The language requirement “sends a negative message that foreigners are somehow unwelcome,” Neumann said. “This hurts the investment climate.”

The order also applies to domestic companies, which are reacting with alarm.

“I think this is foolish; it’s stupid. It lacks clarity on what the objective is,” said Suryo B. Sulisto, a prominent Indonesian business executive and former chairman of the Indonesian Chamber of Commerce and Industry.

“What are they trying to do — stop investment coming in?” he added. “It’s counterproductive.”

The government has not explained the reasoning behind the language requirement. But it may be an attempt by Joko, who is running for re-election next year, to placate political rivals who say he is “opening the floodgates” to foreign workers by streamlining the process for obtaining work permits.

Indonesia, a country of 260 million people, currently has about 126,000 working Asian and Western expatriates, a low percentage compared with neighbors like Singapore and Malaysia.

The complaints from Joko’s opponents stem partly from an increase in the number of Chinese manual laborers entering illegally on tourist visas to work on Chinese-funded infrastructure projects. As unregistered workers, they would not be subject to the new language requirement.

Suryo said it made little sense to address concerns about illegal foreign labor by imposing a language requirement on bankers, engineers and other professionals.

“This is another part of bureaucracy where it’s a moneymaking opportunity for someone,” he said. “People will get into the business of issuing fake language certificates.”

Indonesia has a decades-old history of official corruption and is one of the most graft-ridden nations in Asia. It also remains a difficult market for foreign investors to master, ranking 72nd on the World Bank’s most recent Ease of Doing Business survey.

In 2015, Joko publicly quashed a draft regulation requiring all expatriate workers to be proficient in the Indonesian language, saying it was bad for business.

But his own decree requires companies to arrange and pay for foreigners working in the country for longer than six months to take Indonesian language courses at local schools, and to provide attendance certificates.

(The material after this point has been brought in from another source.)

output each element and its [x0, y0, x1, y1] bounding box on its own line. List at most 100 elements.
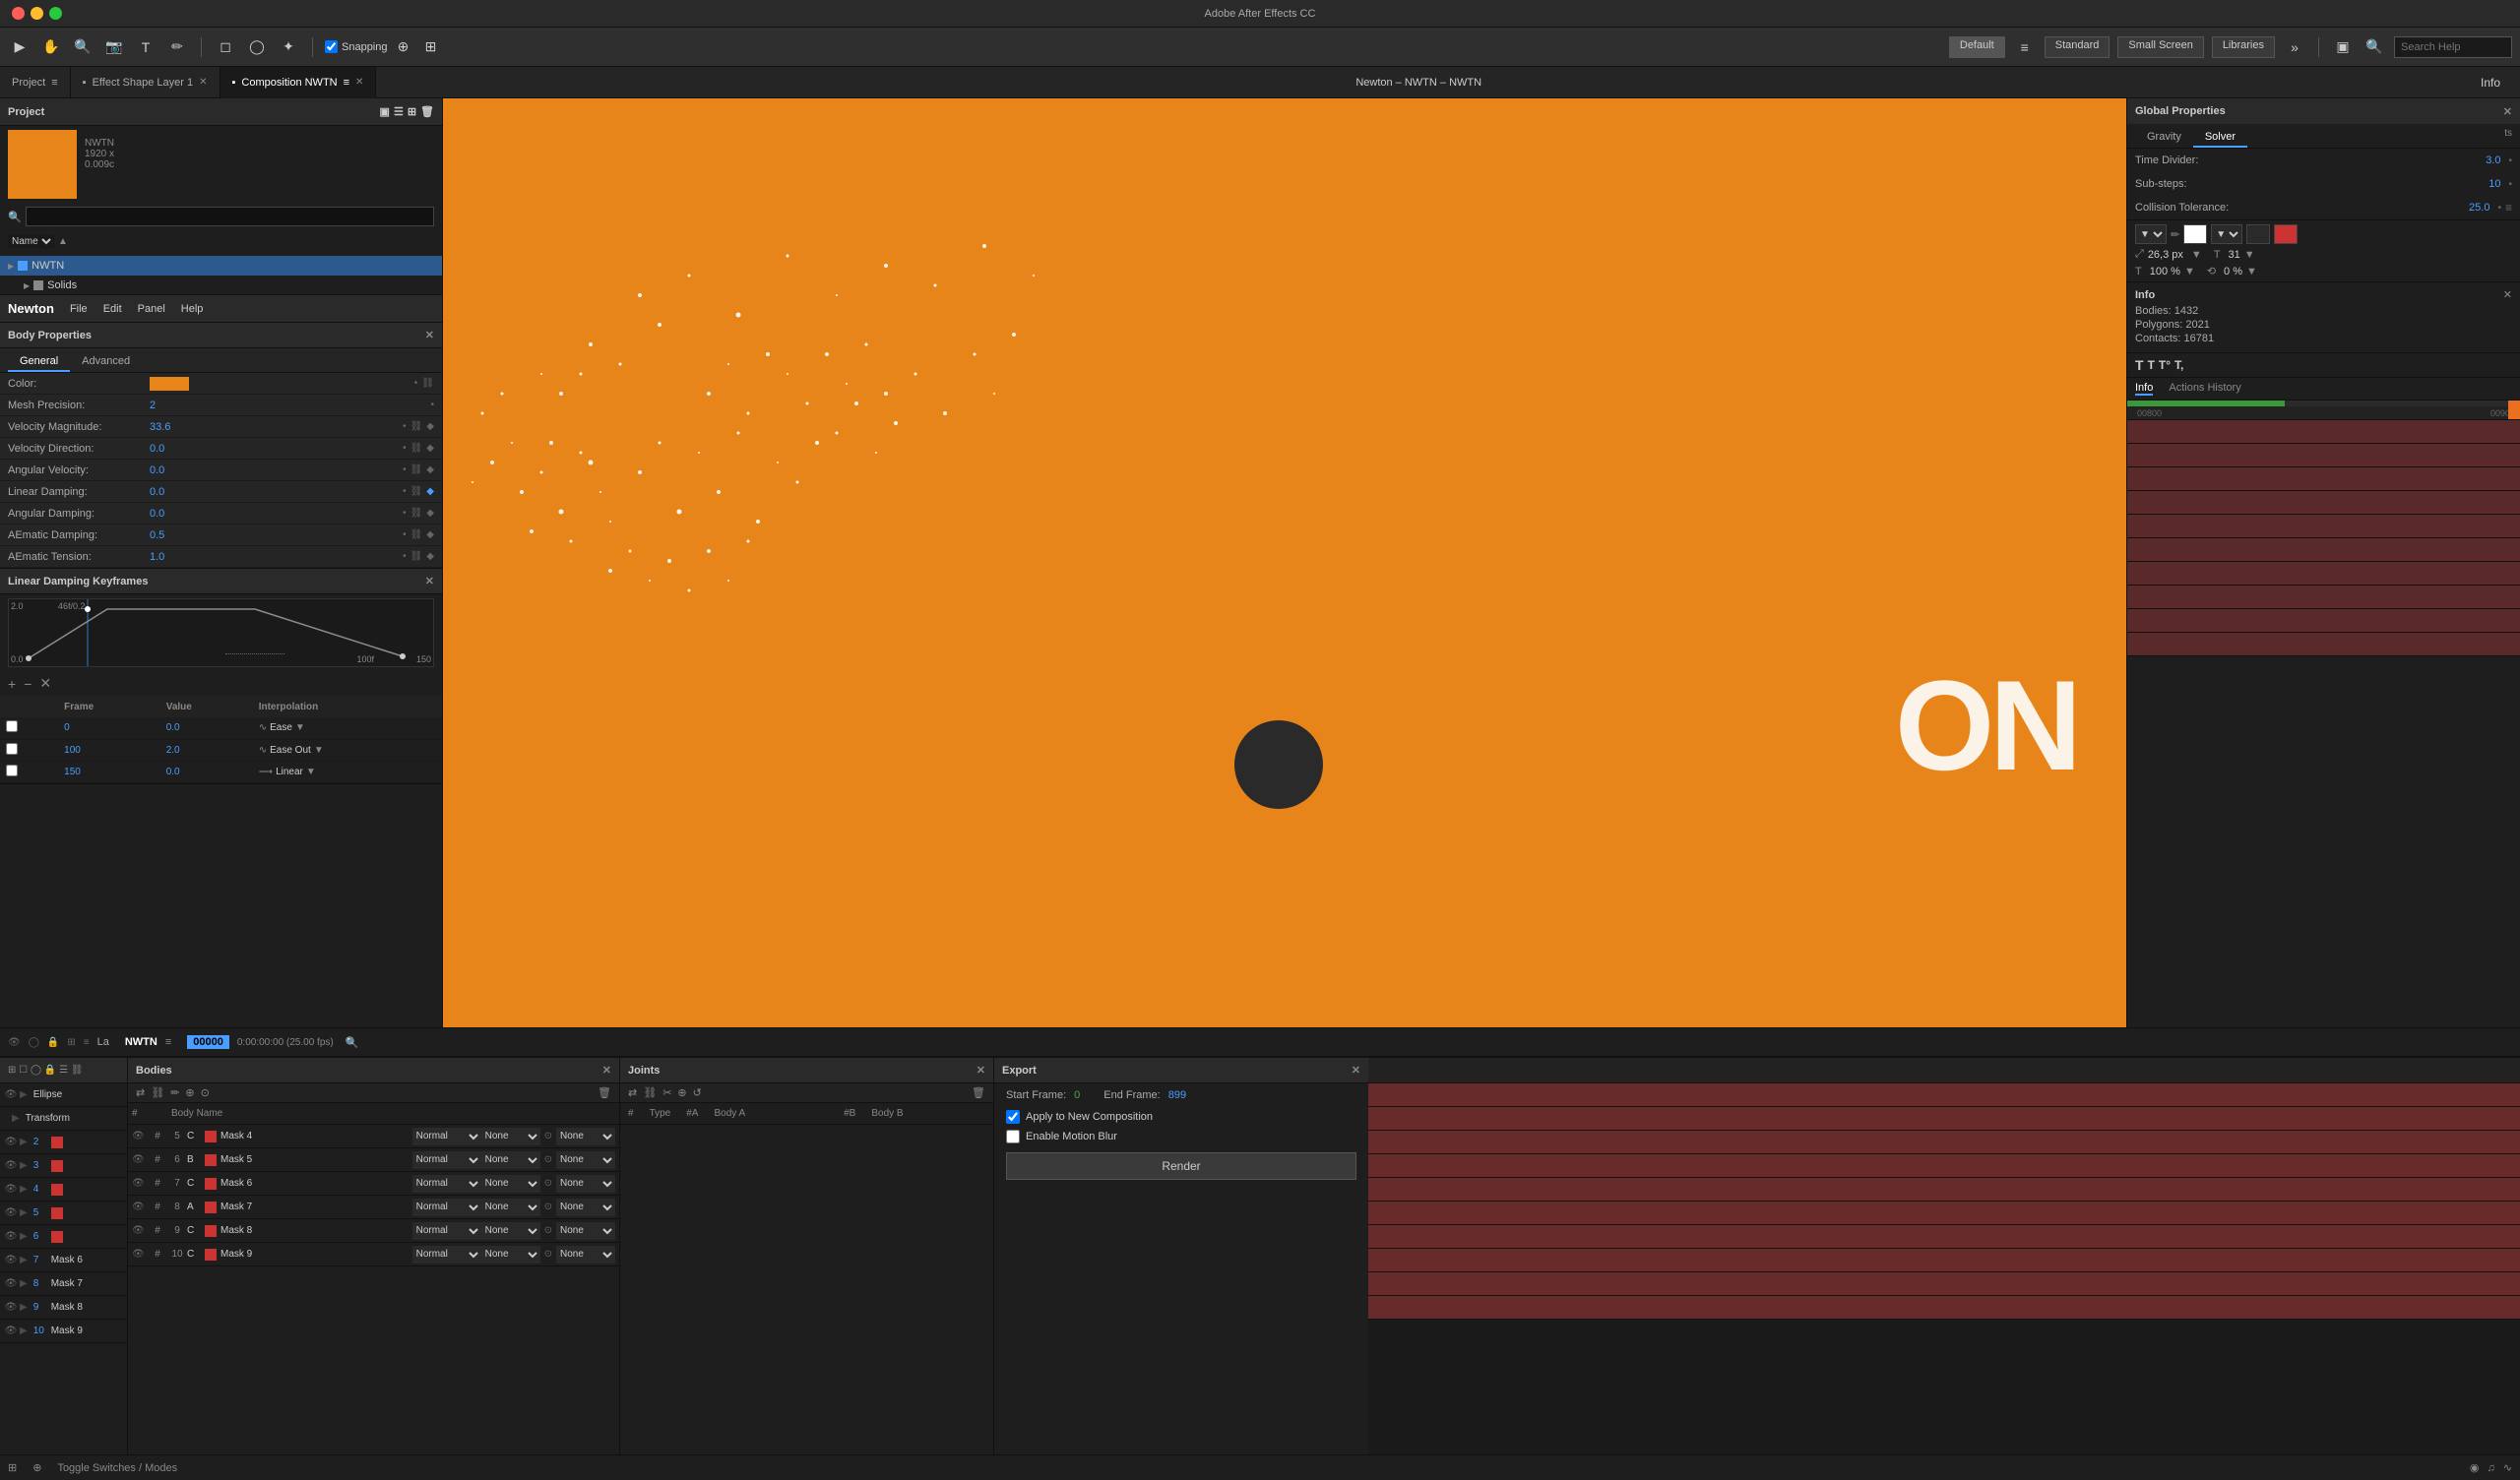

If they fail to do so, the companies and their employees could face unspecified sanctions that are being drafted by the Ministry of Manpower and Transmigration, which processes and revokes foreign work permits, according to Budiman, head of the ministry’s legal affairs bureau.

The order goes into force Tuesday, said Budiman, who like many Indonesians uses only one name. Some details, like how many class hours are required per week, are still being decided.

Budiman said companies shouldn’t complain because the decree also reduces waiting times for work permits from months to days.

“Don’t look at this issue from only one side,” he said. Throughout his presidency, Joko has fought over foreign investment policies with his own Cabinet ministries and bureaucracy, which are often accused of being more focused on protecting their own interests than in opening up the Indonesian economy.

In 2015, as Joko was rolling out a series of regulatory reforms, his government adopted dramatically higher tariffs on more than 1,000 imported items, an increase that he opposed but which did not require his approval.

Johan Budi, Joko’s spokesman, played down any political infighting or the possibility of negative economic repercussions, insisting that the order does not require that expatriates be fluent in the Indonesian language to be employed.

“It is necessary for companies to provide the facilities for training expatriates” in the language, Budi said, “and there’s nothing wrong with foreign workers learning Indonesian. But it is not mandatory to be able to speak the Indonesian language.”

Then why have such a rule?

“My reading is that the government is doing it to address concerns about foreign workers without having to annul the controversial decree,” said Marcus Mietzner, an associate professor at Australian National University in Canberra and a longtime researcher in Indonesian politics.

“The latter would be an admission that they were wrong on this and thus would look bad,” he said.